I think this is a bit confusingly written. There are three possible states here:

  1. You have the right to do X.
  2. Everyone else has the right to be free from you doing X.
  3. You may do X, but you do not necessarily have the right to do so.

The way you phrased the above implies that 3 and 2 are equivalent, while I don't think they are.

Free speech (in America) falls under 1, murder falls under 2, while something like "paint your house vibrant pink" falls under 3. In theory, you are not allowed to enter into an arrangement where your right to free speech is abridged(1), you are forbidden from entering into an arrangement where you are allowed to murder someone(2), and you are free to enter into an arrangement where your ability to paint your house is denied (HOA).

(1) The reality on the ground may differ from the ideal.

(2) Soldiers and police officers aside.

This post's conversation also reminds me of first amendment auditors who go to public places and record everything and everyone around them because they're not legally in the wrong. They operate under the guise of protecting the first amendment, but this (as Primaprimaprima put it when describing Karens) is of secondary importance. Their real motivation is to create a reaction that they can capture and record, then post on their YouTube page.

The extent to which these people who aren't "technically" wrong corrode the cohesiveness of our society can't really be quantified in real time. I think a lot of us just understand that it is bad and that it will have future implications. Normal people recognize the problem as well, but there is no way to say "no" with any real force unless a law is broken. An atomized society has nothing but the law to truly dictate behavior, but more laws ultimately lead to less freedom. Informal resolutions while they can be deeply satisfying also carry the potential for overreaction or being too heavy-handed.

When it comes to feminists bitching about family structure, they're just trying to ensure they maintain as much social power and freedom as possible, and, since the receipts of "family structure" abuses are readily available, they constantly point to them to beat back the opposition. What makes them even more powerful is the online presence of women, especially neurotic ones, who will collectively treat any issue they're arguing for as if it's the most morally important problem of our time. These women are numerous, and passionate, and hysterical. The only real recourse seems to be one where society collects the receipts of unchecked feminism and pluralism. Unfortunately, it will have to run its course and we will have to continue to watch people be as annoying and as immoral and as disgusting as possible while still not being "technically" wrong.

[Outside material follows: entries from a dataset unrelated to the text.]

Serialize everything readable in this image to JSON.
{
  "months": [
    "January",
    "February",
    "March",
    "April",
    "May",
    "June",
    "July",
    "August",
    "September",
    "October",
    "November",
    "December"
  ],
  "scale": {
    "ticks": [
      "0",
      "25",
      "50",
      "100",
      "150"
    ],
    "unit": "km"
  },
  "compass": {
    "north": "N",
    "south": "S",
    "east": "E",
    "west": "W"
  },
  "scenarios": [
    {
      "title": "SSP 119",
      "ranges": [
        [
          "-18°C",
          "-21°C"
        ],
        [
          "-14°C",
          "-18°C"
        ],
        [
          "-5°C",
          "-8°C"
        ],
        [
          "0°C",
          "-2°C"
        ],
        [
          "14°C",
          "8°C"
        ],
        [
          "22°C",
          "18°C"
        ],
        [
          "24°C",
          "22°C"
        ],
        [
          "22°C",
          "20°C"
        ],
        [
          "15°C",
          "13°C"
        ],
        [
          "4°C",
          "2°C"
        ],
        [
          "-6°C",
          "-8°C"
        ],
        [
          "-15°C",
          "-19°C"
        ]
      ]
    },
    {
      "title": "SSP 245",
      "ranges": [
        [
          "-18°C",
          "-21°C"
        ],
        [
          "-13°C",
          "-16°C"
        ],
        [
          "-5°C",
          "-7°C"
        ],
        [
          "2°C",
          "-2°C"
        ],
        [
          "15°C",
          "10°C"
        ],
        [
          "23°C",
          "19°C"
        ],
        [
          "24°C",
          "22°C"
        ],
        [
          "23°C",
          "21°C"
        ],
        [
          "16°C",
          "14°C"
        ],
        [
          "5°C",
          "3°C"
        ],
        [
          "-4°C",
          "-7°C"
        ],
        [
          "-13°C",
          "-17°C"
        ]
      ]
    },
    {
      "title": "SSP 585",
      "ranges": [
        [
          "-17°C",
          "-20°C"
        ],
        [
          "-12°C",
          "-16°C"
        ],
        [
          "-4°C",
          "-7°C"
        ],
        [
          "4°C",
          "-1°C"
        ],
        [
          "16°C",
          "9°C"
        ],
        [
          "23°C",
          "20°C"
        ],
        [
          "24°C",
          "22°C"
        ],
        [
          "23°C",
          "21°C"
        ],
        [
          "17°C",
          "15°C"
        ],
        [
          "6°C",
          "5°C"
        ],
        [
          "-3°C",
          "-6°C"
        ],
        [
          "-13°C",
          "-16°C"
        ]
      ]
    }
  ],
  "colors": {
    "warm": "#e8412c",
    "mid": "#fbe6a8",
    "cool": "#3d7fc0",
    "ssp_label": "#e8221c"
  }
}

You can absolutely enter into agreements that restrict the 1st amendment right to free speech, NDAs, trade secrets, non disparagement clauses, even just normal character clauses in a contract restrict your right to free speech.

The first amendment protects from the government, it does not protect from private contract law.

Perhaps "You can't sell yourself into slavery" would be a better example here.

I mean those are just completely different things.

In theory (if not usually in practice) one could have the right to free speech and free exercise of religion but not the right to freely move, choose one's own work, or make other contracts on one's own behalf.